Data columns: field_spec and field_path

There are some points to note about the nomenclature that the pypond and pond code bases use to refer to the “columns of data” in the time series event objects. This TimeSeries:

DATA = dict(
    name="traffic",
    columns=["time", "value", "status"],
    points=[
        [1400425947000, 52, "ok"],
        [1400425948000, 18, "ok"],
        [1400425949000, 26, "fail"],
        [1400425950000, 93, "offline"]
    ]
)

contains two columns: value and status.

However this TimeSeries:

DATA_FLOW = dict(
    name="traffic",
    columns=["time", "direction"],
    points=[
        [1400425947000, {'in': 1, 'out': 2}],
        [1400425948000, {'in': 3, 'out': 4}],
        [1400425949000, {'in': 5, 'out': 6}],
        [1400425950000, {'in': 7, 'out': 8}]
    ]
)

contains only one column direction, but that column has two more columns - in and out - nested under it. In the following examples, these nested columns will be referred to as “deep paths.”

When specifying columns to the methods that set, retrieve and manipulate data, we use two argument types: field_spec and field_path. They are similar yet different enough to warrant this document.

field_path

A field_path refers to a single column in a series. Any method that takes a field_path as an argument only acts on one column at a time. The value passed to this argument can be either a string, a list or None.

String variant

When a string is passed, it can be one of the following formats:

  • simple path - the name of a single “top level” column. In the DATA example above, this would be either value or status.
  • deep path - the path pointing to a single nested columns with each “segment” of the path delimited with a period. In the DATA_FLOW example above, the incoming data could be retrieved with direction.in as the field_path.

List variant

When a list (or tuple) is passed as a field_path, each element in the iterable is a single segment of the path to a column. So to compare with the string examples:

  • ['value'] would be equivalent to the string value.
  • ['direction', 'in'] would be equivalent to the string direction.in.

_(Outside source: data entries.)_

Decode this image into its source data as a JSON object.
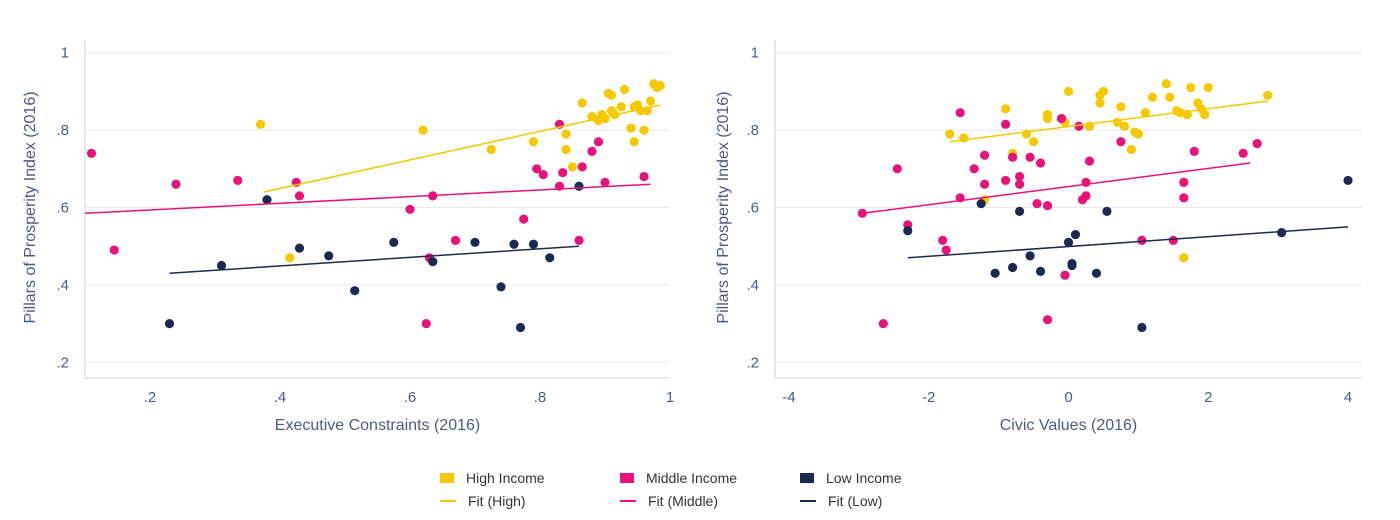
{
  "colors": {
    "high": "#f5c800",
    "middle": "#e8137a",
    "low": "#1b2a52"
  },
  "legend": [
    {
      "label": "High Income",
      "kind": "box",
      "color": "#f5c800"
    },
    {
      "label": "Middle Income",
      "kind": "box",
      "color": "#e8137a"
    },
    {
      "label": "Low Income",
      "kind": "box",
      "color": "#1b2a52"
    },
    {
      "label": "Fit (High)",
      "kind": "line",
      "color": "#f5c800"
    },
    {
      "label": "Fit (Middle)",
      "kind": "line",
      "color": "#e8137a"
    },
    {
      "label": "Fit (Low)",
      "kind": "line",
      "color": "#1b2a52"
    }
  ],
  "chart_data": [
    {
      "type": "scatter",
      "xlabel": "Executive Constraints (2016)",
      "ylabel": "Pillars of Prosperity Index (2016)",
      "xlim": [
        0.1,
        1.0
      ],
      "ylim": [
        0.18,
        1.02
      ],
      "xticks": [
        {
          "v": 0.2,
          "t": ".2"
        },
        {
          "v": 0.4,
          "t": ".4"
        },
        {
          "v": 0.6,
          "t": ".6"
        },
        {
          "v": 0.8,
          "t": ".8"
        },
        {
          "v": 1.0,
          "t": "1"
        }
      ],
      "yticks": [
        {
          "v": 0.2,
          "t": ".2"
        },
        {
          "v": 0.4,
          "t": ".4"
        },
        {
          "v": 0.6,
          "t": ".6"
        },
        {
          "v": 0.8,
          "t": ".8"
        },
        {
          "v": 1.0,
          "t": "1"
        }
      ],
      "grid": true,
      "series": [
        {
          "name": "High Income",
          "group": "high",
          "points": [
            [
              0.37,
              0.815
            ],
            [
              0.415,
              0.47
            ],
            [
              0.62,
              0.8
            ],
            [
              0.725,
              0.75
            ],
            [
              0.79,
              0.77
            ],
            [
              0.84,
              0.79
            ],
            [
              0.84,
              0.75
            ],
            [
              0.85,
              0.705
            ],
            [
              0.865,
              0.87
            ],
            [
              0.88,
              0.835
            ],
            [
              0.89,
              0.825
            ],
            [
              0.895,
              0.84
            ],
            [
              0.9,
              0.83
            ],
            [
              0.905,
              0.895
            ],
            [
              0.91,
              0.85
            ],
            [
              0.91,
              0.89
            ],
            [
              0.915,
              0.84
            ],
            [
              0.925,
              0.86
            ],
            [
              0.93,
              0.905
            ],
            [
              0.94,
              0.805
            ],
            [
              0.945,
              0.77
            ],
            [
              0.945,
              0.86
            ],
            [
              0.95,
              0.865
            ],
            [
              0.955,
              0.85
            ],
            [
              0.96,
              0.8
            ],
            [
              0.965,
              0.85
            ],
            [
              0.97,
              0.875
            ],
            [
              0.975,
              0.92
            ],
            [
              0.98,
              0.91
            ],
            [
              0.985,
              0.915
            ]
          ]
        },
        {
          "name": "Middle Income",
          "group": "middle",
          "points": [
            [
              0.11,
              0.74
            ],
            [
              0.145,
              0.49
            ],
            [
              0.24,
              0.66
            ],
            [
              0.335,
              0.67
            ],
            [
              0.425,
              0.665
            ],
            [
              0.43,
              0.63
            ],
            [
              0.6,
              0.595
            ],
            [
              0.625,
              0.3
            ],
            [
              0.63,
              0.47
            ],
            [
              0.635,
              0.63
            ],
            [
              0.67,
              0.515
            ],
            [
              0.775,
              0.57
            ],
            [
              0.795,
              0.7
            ],
            [
              0.805,
              0.685
            ],
            [
              0.83,
              0.815
            ],
            [
              0.83,
              0.655
            ],
            [
              0.835,
              0.69
            ],
            [
              0.86,
              0.515
            ],
            [
              0.865,
              0.705
            ],
            [
              0.88,
              0.745
            ],
            [
              0.89,
              0.77
            ],
            [
              0.9,
              0.665
            ],
            [
              0.96,
              0.68
            ]
          ]
        },
        {
          "name": "Low Income",
          "group": "low",
          "points": [
            [
              0.23,
              0.3
            ],
            [
              0.31,
              0.45
            ],
            [
              0.38,
              0.62
            ],
            [
              0.43,
              0.495
            ],
            [
              0.475,
              0.475
            ],
            [
              0.515,
              0.385
            ],
            [
              0.575,
              0.51
            ],
            [
              0.635,
              0.46
            ],
            [
              0.7,
              0.51
            ],
            [
              0.74,
              0.395
            ],
            [
              0.76,
              0.505
            ],
            [
              0.77,
              0.29
            ],
            [
              0.79,
              0.505
            ],
            [
              0.815,
              0.47
            ],
            [
              0.86,
              0.655
            ]
          ]
        }
      ],
      "fits": [
        {
          "name": "Fit (High)",
          "group": "high",
          "x": [
            0.375,
            0.985
          ],
          "y": [
            0.64,
            0.865
          ]
        },
        {
          "name": "Fit (Middle)",
          "group": "middle",
          "x": [
            0.1,
            0.97
          ],
          "y": [
            0.585,
            0.66
          ]
        },
        {
          "name": "Fit (Low)",
          "group": "low",
          "x": [
            0.23,
            0.86
          ],
          "y": [
            0.43,
            0.5
          ]
        }
      ]
    },
    {
      "type": "scatter",
      "xlabel": "Civic Values (2016)",
      "ylabel": "Pillars of Prosperity Index (2016)",
      "xlim": [
        -4.2,
        4.2
      ],
      "ylim": [
        0.18,
        1.02
      ],
      "xticks": [
        {
          "v": -4,
          "t": "-4"
        },
        {
          "v": -2,
          "t": "-2"
        },
        {
          "v": 0,
          "t": "0"
        },
        {
          "v": 2,
          "t": "2"
        },
        {
          "v": 4,
          "t": "4"
        }
      ],
      "yticks": [
        {
          "v": 0.2,
          "t": ".2"
        },
        {
          "v": 0.4,
          "t": ".4"
        },
        {
          "v": 0.6,
          "t": ".6"
        },
        {
          "v": 0.8,
          "t": ".8"
        },
        {
          "v": 1.0,
          "t": "1"
        }
      ],
      "grid": true,
      "series": [
        {
          "name": "High Income",
          "group": "high",
          "points": [
            [
              -1.7,
              0.79
            ],
            [
              -1.5,
              0.78
            ],
            [
              -1.2,
              0.62
            ],
            [
              -0.9,
              0.855
            ],
            [
              -0.8,
              0.74
            ],
            [
              -0.6,
              0.79
            ],
            [
              -0.5,
              0.77
            ],
            [
              -0.3,
              0.84
            ],
            [
              -0.3,
              0.83
            ],
            [
              -0.1,
              0.83
            ],
            [
              -0.05,
              0.82
            ],
            [
              0.0,
              0.9
            ],
            [
              0.3,
              0.81
            ],
            [
              0.45,
              0.87
            ],
            [
              0.45,
              0.89
            ],
            [
              0.5,
              0.9
            ],
            [
              0.7,
              0.82
            ],
            [
              0.75,
              0.86
            ],
            [
              0.8,
              0.81
            ],
            [
              0.9,
              0.75
            ],
            [
              0.95,
              0.795
            ],
            [
              1.0,
              0.79
            ],
            [
              1.1,
              0.845
            ],
            [
              1.2,
              0.885
            ],
            [
              1.4,
              0.92
            ],
            [
              1.45,
              0.885
            ],
            [
              1.55,
              0.85
            ],
            [
              1.6,
              0.845
            ],
            [
              1.65,
              0.47
            ],
            [
              1.7,
              0.84
            ],
            [
              1.75,
              0.91
            ],
            [
              1.85,
              0.87
            ],
            [
              1.9,
              0.855
            ],
            [
              1.95,
              0.84
            ],
            [
              2.0,
              0.91
            ],
            [
              2.85,
              0.89
            ]
          ]
        },
        {
          "name": "Middle Income",
          "group": "middle",
          "points": [
            [
              -2.95,
              0.585
            ],
            [
              -2.65,
              0.3
            ],
            [
              -2.45,
              0.7
            ],
            [
              -2.3,
              0.555
            ],
            [
              -1.8,
              0.515
            ],
            [
              -1.75,
              0.49
            ],
            [
              -1.55,
              0.845
            ],
            [
              -1.55,
              0.625
            ],
            [
              -1.35,
              0.7
            ],
            [
              -1.2,
              0.735
            ],
            [
              -1.2,
              0.66
            ],
            [
              -0.9,
              0.67
            ],
            [
              -0.9,
              0.815
            ],
            [
              -0.8,
              0.73
            ],
            [
              -0.7,
              0.68
            ],
            [
              -0.7,
              0.66
            ],
            [
              -0.55,
              0.73
            ],
            [
              -0.45,
              0.61
            ],
            [
              -0.4,
              0.715
            ],
            [
              -0.3,
              0.605
            ],
            [
              -0.3,
              0.31
            ],
            [
              -0.1,
              0.83
            ],
            [
              -0.05,
              0.425
            ],
            [
              0.15,
              0.81
            ],
            [
              0.2,
              0.62
            ],
            [
              0.25,
              0.665
            ],
            [
              0.25,
              0.63
            ],
            [
              0.3,
              0.72
            ],
            [
              0.75,
              0.77
            ],
            [
              1.05,
              0.515
            ],
            [
              1.5,
              0.515
            ],
            [
              1.65,
              0.665
            ],
            [
              1.65,
              0.625
            ],
            [
              1.8,
              0.745
            ],
            [
              2.5,
              0.74
            ],
            [
              2.7,
              0.765
            ]
          ]
        },
        {
          "name": "Low Income",
          "group": "low",
          "points": [
            [
              -2.3,
              0.54
            ],
            [
              -1.25,
              0.61
            ],
            [
              -1.05,
              0.43
            ],
            [
              -0.8,
              0.445
            ],
            [
              -0.7,
              0.59
            ],
            [
              -0.55,
              0.475
            ],
            [
              -0.4,
              0.435
            ],
            [
              0.0,
              0.51
            ],
            [
              0.05,
              0.455
            ],
            [
              0.05,
              0.45
            ],
            [
              0.1,
              0.53
            ],
            [
              0.4,
              0.43
            ],
            [
              0.55,
              0.59
            ],
            [
              1.05,
              0.29
            ],
            [
              3.05,
              0.535
            ],
            [
              4.0,
              0.67
            ]
          ]
        }
      ],
      "fits": [
        {
          "name": "Fit (High)",
          "group": "high",
          "x": [
            -1.7,
            2.85
          ],
          "y": [
            0.77,
            0.875
          ]
        },
        {
          "name": "Fit (Middle)",
          "group": "middle",
          "x": [
            -2.95,
            2.6
          ],
          "y": [
            0.585,
            0.715
          ]
        },
        {
          "name": "Fit (Low)",
          "group": "low",
          "x": [
            -2.3,
            4.0
          ],
          "y": [
            0.47,
            0.55
          ]
        }
      ]
    }
  ]
}
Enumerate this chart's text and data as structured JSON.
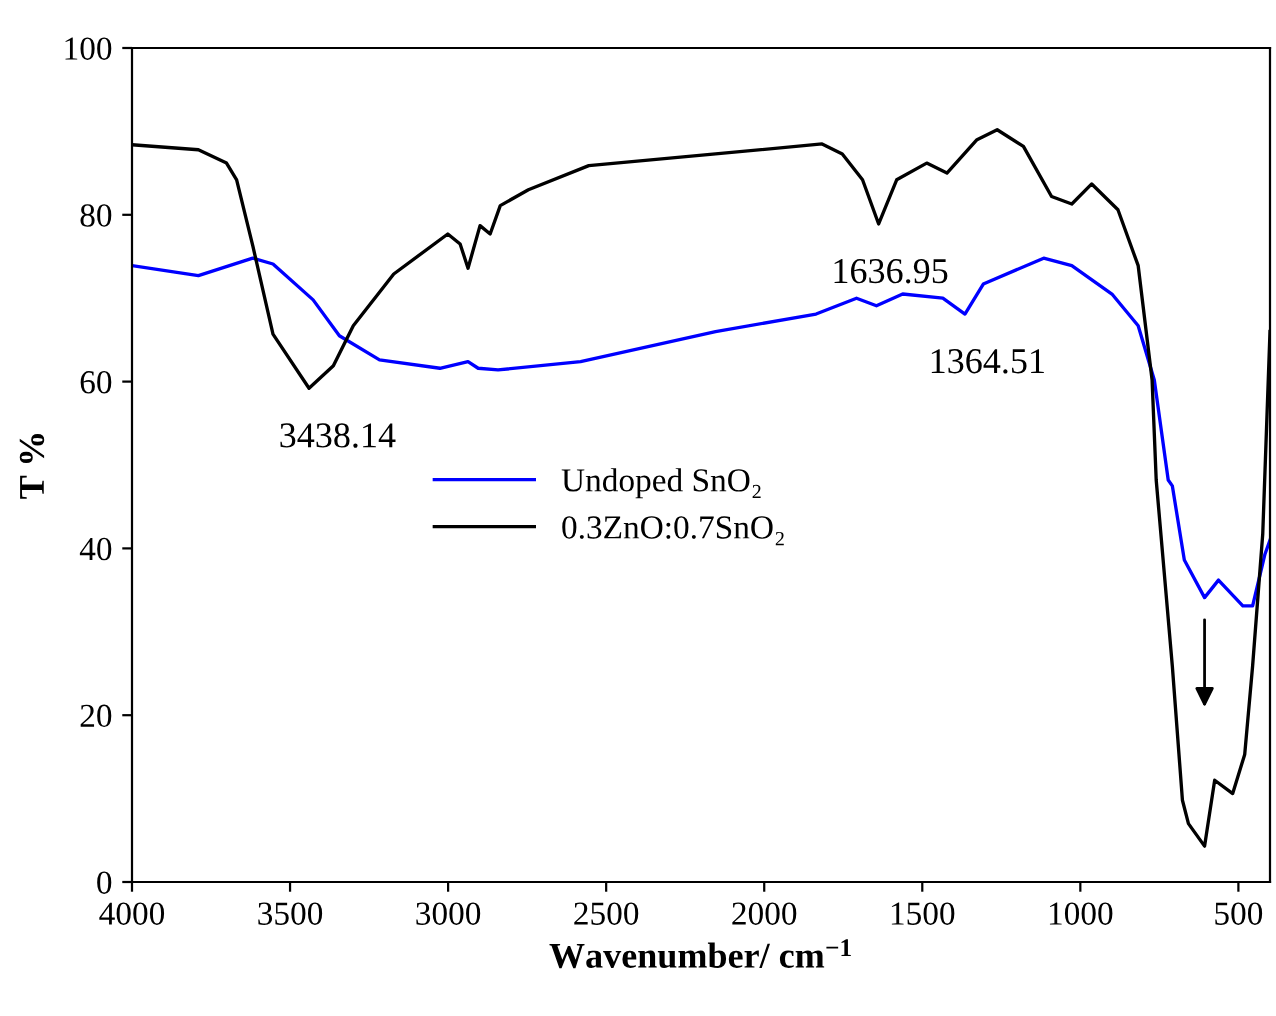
{
  "chart_data": {
    "type": "line",
    "xlabel": "Wavenumber/ cm$^{−1}$",
    "ylabel": "T %",
    "xlim": [
      4000,
      400
    ],
    "xticks": [
      4000,
      3500,
      3000,
      2500,
      2000,
      1500,
      1000,
      500
    ],
    "ylim": [
      0,
      100
    ],
    "yticks": [
      0,
      20,
      40,
      60,
      80,
      100
    ],
    "grid": false,
    "legend": "center",
    "line_style": "solid",
    "marker": "none",
    "series": [
      {
        "name": "Undoped SnO₂",
        "color": "#0000ff",
        "x": [
          4000,
          3790,
          3618,
          3554,
          3427,
          3344,
          3217,
          3026,
          2937,
          2905,
          2842,
          2581,
          2154,
          1836,
          1708,
          1645,
          1562,
          1435,
          1365,
          1307,
          1116,
          1027,
          900,
          817,
          766,
          722,
          709,
          671,
          607,
          563,
          486,
          455,
          416,
          400
        ],
        "values": [
          73.9,
          72.7,
          74.8,
          74.1,
          69.8,
          65.5,
          62.6,
          61.6,
          62.4,
          61.6,
          61.4,
          62.4,
          66,
          68.1,
          70,
          69.1,
          70.5,
          70,
          68.1,
          71.7,
          74.8,
          73.9,
          70.5,
          66.7,
          60.2,
          48.2,
          47.5,
          38.6,
          34.1,
          36.2,
          33.1,
          33.1,
          39.3,
          41
        ]
      },
      {
        "name": "0.3ZnO:0.7SnO₂",
        "color": "#000000",
        "x": [
          4000,
          3790,
          3701,
          3669,
          3618,
          3554,
          3440,
          3363,
          3300,
          3172,
          3001,
          2962,
          2937,
          2899,
          2867,
          2835,
          2746,
          2555,
          2154,
          1817,
          1753,
          1689,
          1638,
          1581,
          1486,
          1422,
          1327,
          1263,
          1180,
          1091,
          1027,
          964,
          881,
          817,
          773,
          760,
          709,
          677,
          658,
          607,
          575,
          518,
          480,
          455,
          423,
          400
        ],
        "values": [
          88.4,
          87.8,
          86.2,
          84.2,
          76.3,
          65.7,
          59.2,
          61.9,
          66.7,
          72.9,
          77.7,
          76.5,
          73.6,
          78.7,
          77.7,
          81.1,
          83,
          85.9,
          87.3,
          88.5,
          87.3,
          84.2,
          78.9,
          84.2,
          86.2,
          85,
          89,
          90.2,
          88.2,
          82.2,
          81.3,
          83.7,
          80.6,
          73.9,
          60.2,
          48.2,
          25.9,
          9.8,
          7,
          4.3,
          12.2,
          10.6,
          15.3,
          25.9,
          41.7,
          66
        ]
      }
    ],
    "annotations": [
      {
        "text": "3438.14",
        "x": 3438.14,
        "y": 59.2
      },
      {
        "text": "1636.95",
        "x": 1636.95,
        "y": 78.9
      },
      {
        "text": "1364.51",
        "x": 1364.51,
        "y": 68.1
      }
    ]
  }
}
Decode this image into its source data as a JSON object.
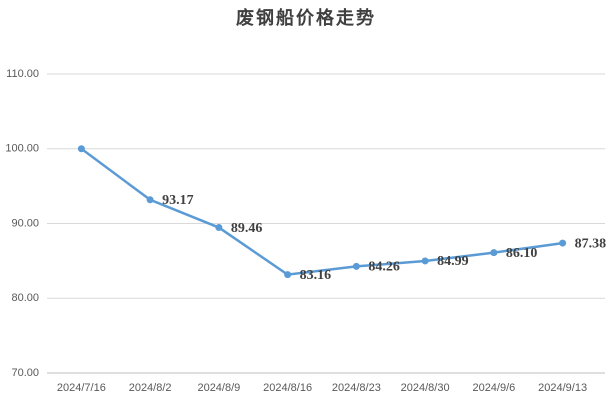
{
  "chart_data": {
    "type": "line",
    "title": "废钢船价格走势",
    "categories": [
      "2024/7/16",
      "2024/8/2",
      "2024/8/9",
      "2024/8/16",
      "2024/8/23",
      "2024/8/30",
      "2024/9/6",
      "2024/9/13"
    ],
    "series": [
      {
        "color": "#5b9bd5",
        "values": [
          100,
          93.17,
          89.46,
          83.16,
          84.26,
          84.99,
          86.1,
          87.38
        ],
        "value_labels": [
          null,
          "93.17",
          "89.46",
          "83.16",
          "84.26",
          "84.99",
          "86.10",
          "87.38"
        ]
      }
    ],
    "ylim": [
      70,
      110
    ],
    "yticks": [
      {
        "value": 70,
        "label": "70.00"
      },
      {
        "value": 80,
        "label": "80.00"
      },
      {
        "value": 90,
        "label": "90.00"
      },
      {
        "value": 100,
        "label": "100.00"
      },
      {
        "value": 110,
        "label": "110.00"
      }
    ],
    "grid": true
  }
}
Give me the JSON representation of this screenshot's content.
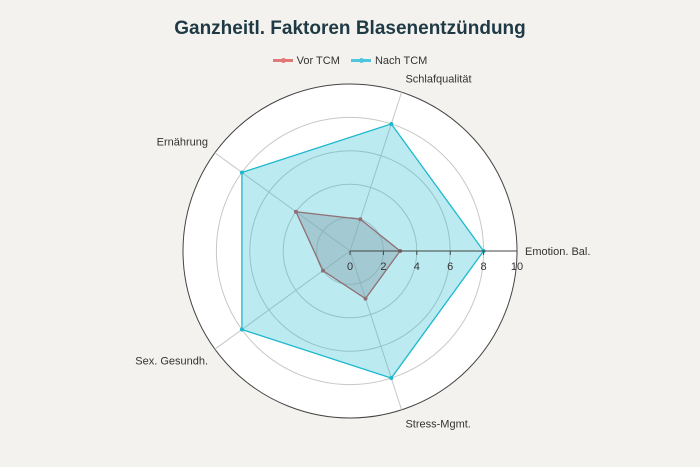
{
  "chart_data": {
    "type": "radar",
    "title": "Ganzheitl. Faktoren Blasenentzündung",
    "categories": [
      "Emotion. Bal.",
      "Schlafqualität",
      "Ernährung",
      "Sex. Gesundh.",
      "Stress-Mgmt."
    ],
    "series": [
      {
        "name": "Vor TCM",
        "values": [
          3,
          2,
          4,
          2,
          3
        ],
        "color": "#c0504d",
        "fill": "rgba(180,150,160,0.45)"
      },
      {
        "name": "Nach TCM",
        "values": [
          8,
          8,
          8,
          8,
          8
        ],
        "color": "#1fb8cd",
        "fill": "rgba(31,184,205,0.3)"
      }
    ],
    "radial_range": [
      0,
      10
    ],
    "radial_ticks": [
      "0",
      "2",
      "4",
      "6",
      "8",
      "10"
    ],
    "legend_position": "top",
    "grid": true
  }
}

This is particularly important to note because this behavior is different than passing a list to a field_spec arg.

None

If no field_path is specified (defaulting to None), then the default column value will be used.

field_spec

A field_spec refers to one or more columns in a series. When a method takes a field_spec, it may act on multiple columns in a TimeSeries. The value passed to this argument can be either a string, a list or None.

String variant

The string variant is essentially identical to the field_path string variant - it is a path to a single column of one of the following formats:

  • simple path - the name of a single “top level” column. In the DATA example above, this would be either value or status.
  • deep path - the path pointing to a single nested columns with each “segment” of the path delimited with a period. In the DATA_FLOW example above, the incoming data could be retrieved with direction.in as the field_path.

List variant

Passing a list (or tuple) to field_spec is different than the aforementioned behavior in that it is explicitly referring to one or more columns. Rather than each element being segments of a path, each element is a full path to a single column.

Using the previous examples:

  • ['in', 'out'] would act on both the in and out columns from the DATA example.
  • ['direction.in', 'direction.out'] - here each element is a fully formed “deep path” to the two data columns in the DATA_FLOW example.

The lists do not have to have more than one element: ['value'] == 'value'.

NOTE: accidentally passing this style of list to an arg that is actually a field_path will most likely result in an EventException being raised. Passing something like ['in', 'out'] as a field_path will attempt to retrieve the nested column in.out which probably doesn’t exist.

None

If no field_spec is specified (defaulting to None), then the default column value will be used.

field_spec_list

This is a less common variant of the field_spec. It is used in the case where the method is going to specifically act on multiple columns. Otherwise, it’s usage is identical to the list variant of field_spec.